All That Glitters Is Not Gold: The Role of CMR in Suspected NSTEMI

A 39-year-old woman with a history of hypertension, hyperlipidemia, smoking, and antiphospholipid syndrome (APS) on anticoagulation presents with several episodes of chest pain and lightheadedness. The chest pain is sharp in nature, intermittent, nonexertional, and nonradiating; it lasts approximately 1-3 min.
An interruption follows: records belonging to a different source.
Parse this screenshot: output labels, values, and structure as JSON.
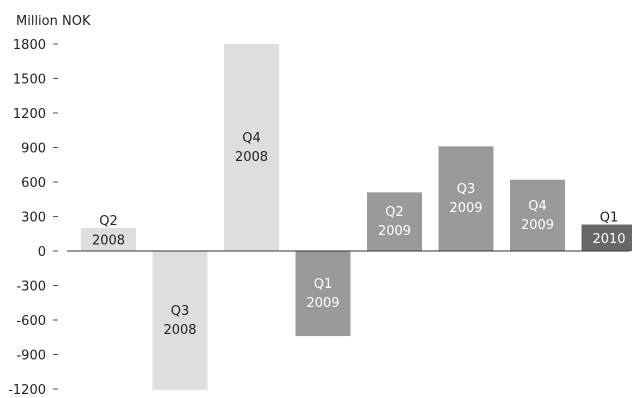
{
  "chart_data": {
    "type": "bar",
    "ylabel": "Million NOK",
    "ylim": [
      -1200,
      1800
    ],
    "yticks": [
      1800,
      1500,
      1200,
      900,
      600,
      300,
      0,
      -300,
      -600,
      -900,
      -1200
    ],
    "grid": false,
    "categories": [
      {
        "quarter": "Q2",
        "year": "2008"
      },
      {
        "quarter": "Q3",
        "year": "2008"
      },
      {
        "quarter": "Q4",
        "year": "2008"
      },
      {
        "quarter": "Q1",
        "year": "2009"
      },
      {
        "quarter": "Q2",
        "year": "2009"
      },
      {
        "quarter": "Q3",
        "year": "2009"
      },
      {
        "quarter": "Q4",
        "year": "2009"
      },
      {
        "quarter": "Q1",
        "year": "2010"
      }
    ],
    "values": [
      200,
      -1210,
      1800,
      -740,
      510,
      910,
      620,
      230
    ],
    "colors": [
      "#dedede",
      "#dedede",
      "#dedede",
      "#9a9a9a",
      "#9a9a9a",
      "#9a9a9a",
      "#9a9a9a",
      "#686868"
    ],
    "label_colors": {
      "light_bar": "#222222",
      "dark_bar": "#ffffff",
      "axis": "#222222"
    }
  }
}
She recently underwent uterine myomectomy requiring temporal discontinuation of anticoagulation.

On initial evaluation, she has hypotension (blood pressure 80/60 mm Hg) with appropriate response to intravenous fluids. A 12-lead electrocardiogram (ECG) has findings of sinus rhythm with no dynamic ischemic changes (Image 1).
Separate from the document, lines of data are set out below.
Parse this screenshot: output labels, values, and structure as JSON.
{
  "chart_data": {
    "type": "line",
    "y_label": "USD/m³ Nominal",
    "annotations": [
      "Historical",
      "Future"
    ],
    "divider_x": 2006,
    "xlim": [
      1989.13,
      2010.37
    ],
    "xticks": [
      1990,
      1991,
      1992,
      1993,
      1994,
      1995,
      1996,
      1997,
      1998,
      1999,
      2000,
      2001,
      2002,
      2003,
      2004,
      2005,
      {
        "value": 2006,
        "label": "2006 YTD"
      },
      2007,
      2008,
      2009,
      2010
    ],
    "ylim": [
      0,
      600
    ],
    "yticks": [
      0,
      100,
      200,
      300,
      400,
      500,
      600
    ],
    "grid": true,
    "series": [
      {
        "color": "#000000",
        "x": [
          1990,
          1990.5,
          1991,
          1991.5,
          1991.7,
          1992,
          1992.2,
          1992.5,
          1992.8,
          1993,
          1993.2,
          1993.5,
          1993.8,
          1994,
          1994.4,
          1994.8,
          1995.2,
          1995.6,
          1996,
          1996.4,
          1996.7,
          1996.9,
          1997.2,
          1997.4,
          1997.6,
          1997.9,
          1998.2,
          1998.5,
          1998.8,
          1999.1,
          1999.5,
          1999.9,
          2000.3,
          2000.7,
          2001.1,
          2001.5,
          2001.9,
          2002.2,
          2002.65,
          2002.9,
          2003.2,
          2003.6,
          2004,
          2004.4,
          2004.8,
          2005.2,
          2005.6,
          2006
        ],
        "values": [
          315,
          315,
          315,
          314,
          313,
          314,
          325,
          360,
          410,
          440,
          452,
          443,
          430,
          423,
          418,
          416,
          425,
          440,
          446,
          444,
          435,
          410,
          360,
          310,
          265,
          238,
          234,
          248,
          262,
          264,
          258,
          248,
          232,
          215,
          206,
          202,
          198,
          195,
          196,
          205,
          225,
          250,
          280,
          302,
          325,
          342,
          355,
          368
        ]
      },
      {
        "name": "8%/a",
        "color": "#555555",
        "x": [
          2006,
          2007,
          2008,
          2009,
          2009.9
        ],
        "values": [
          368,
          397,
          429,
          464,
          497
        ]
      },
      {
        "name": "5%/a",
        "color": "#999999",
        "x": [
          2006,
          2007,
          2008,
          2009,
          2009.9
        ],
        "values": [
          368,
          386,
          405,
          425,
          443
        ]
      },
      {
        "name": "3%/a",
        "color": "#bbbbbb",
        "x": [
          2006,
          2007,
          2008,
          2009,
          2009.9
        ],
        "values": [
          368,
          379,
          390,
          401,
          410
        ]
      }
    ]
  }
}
Image 1: 12-Lead ECG Showing Sinus Rhythm and Cardiac Catheterization Showing Coronary Arteries Without Stenosis

Image 1
Image 1: 12-Lead ECG Showing Sinus Rhythm and Cardiac Catheterization Showing Coronary Arteries Without Stenosis. Courtesy of Miranda J, Lorenzatti D, Schenone A, Slipczuk L.
(Top panel) Twelve-lead ECG showing sinus rhythm with no dynamic ischemic changes. (Bottom panel) Cardiac catheterization showing angiographically normal coronary arteries without any evidence of stenosis (LAD, white arrow; LCX, blue arrow; RCA, yellow arrow).
ECG = electrocardiogram; LAD = left anterior descending artery; LCX = left circumflex artery; RCA = right coronary artery.

Laboratory test findings include uptrending high-sensitivity troponin levels peaking at 18.03 ng/mL (reference range <14 ng/L), a high C-reactive protein level at 6.6 mg/dL (reference range <0.8 mg/dL), and a mildly elevated B-type natriuretic peptide level at 309 pg/mL (reference range <100 pg/mL). A transthoracic echocardiogram (TTE) has findings of normal biventricular (BiV) systolic function (left ventricular ejection fraction [LVEF] 60%) and no valvular disease, inferior wall hypokinesis, or pericardial effusion (Videos 1, 2).

Video 1

Video 1
Video 1: A 2Ch TTE view showing hypokinesis of the LV inferior wall.
2Ch = two-chamber; LV = left ventricular; TTE = transthoracic echocardiographic.

Video 2

Video 2
Video 2: A 4Ch TTE view showing normal BiV function.
4Ch = four-chamber; BiV = biventricular; TTE = transthoracic echocardiographic.

After acute pulmonary embolism is excluded with computed tomography angiography, she is taken for an invasive coronary angiogram (ICA), given concern for non−ST-segment elevation myocardial infarction (NSTEMI). The ICA findings exclude obstructive coronary artery disease (CAD) (Image 1).

Which one of the following is the best next step in her management?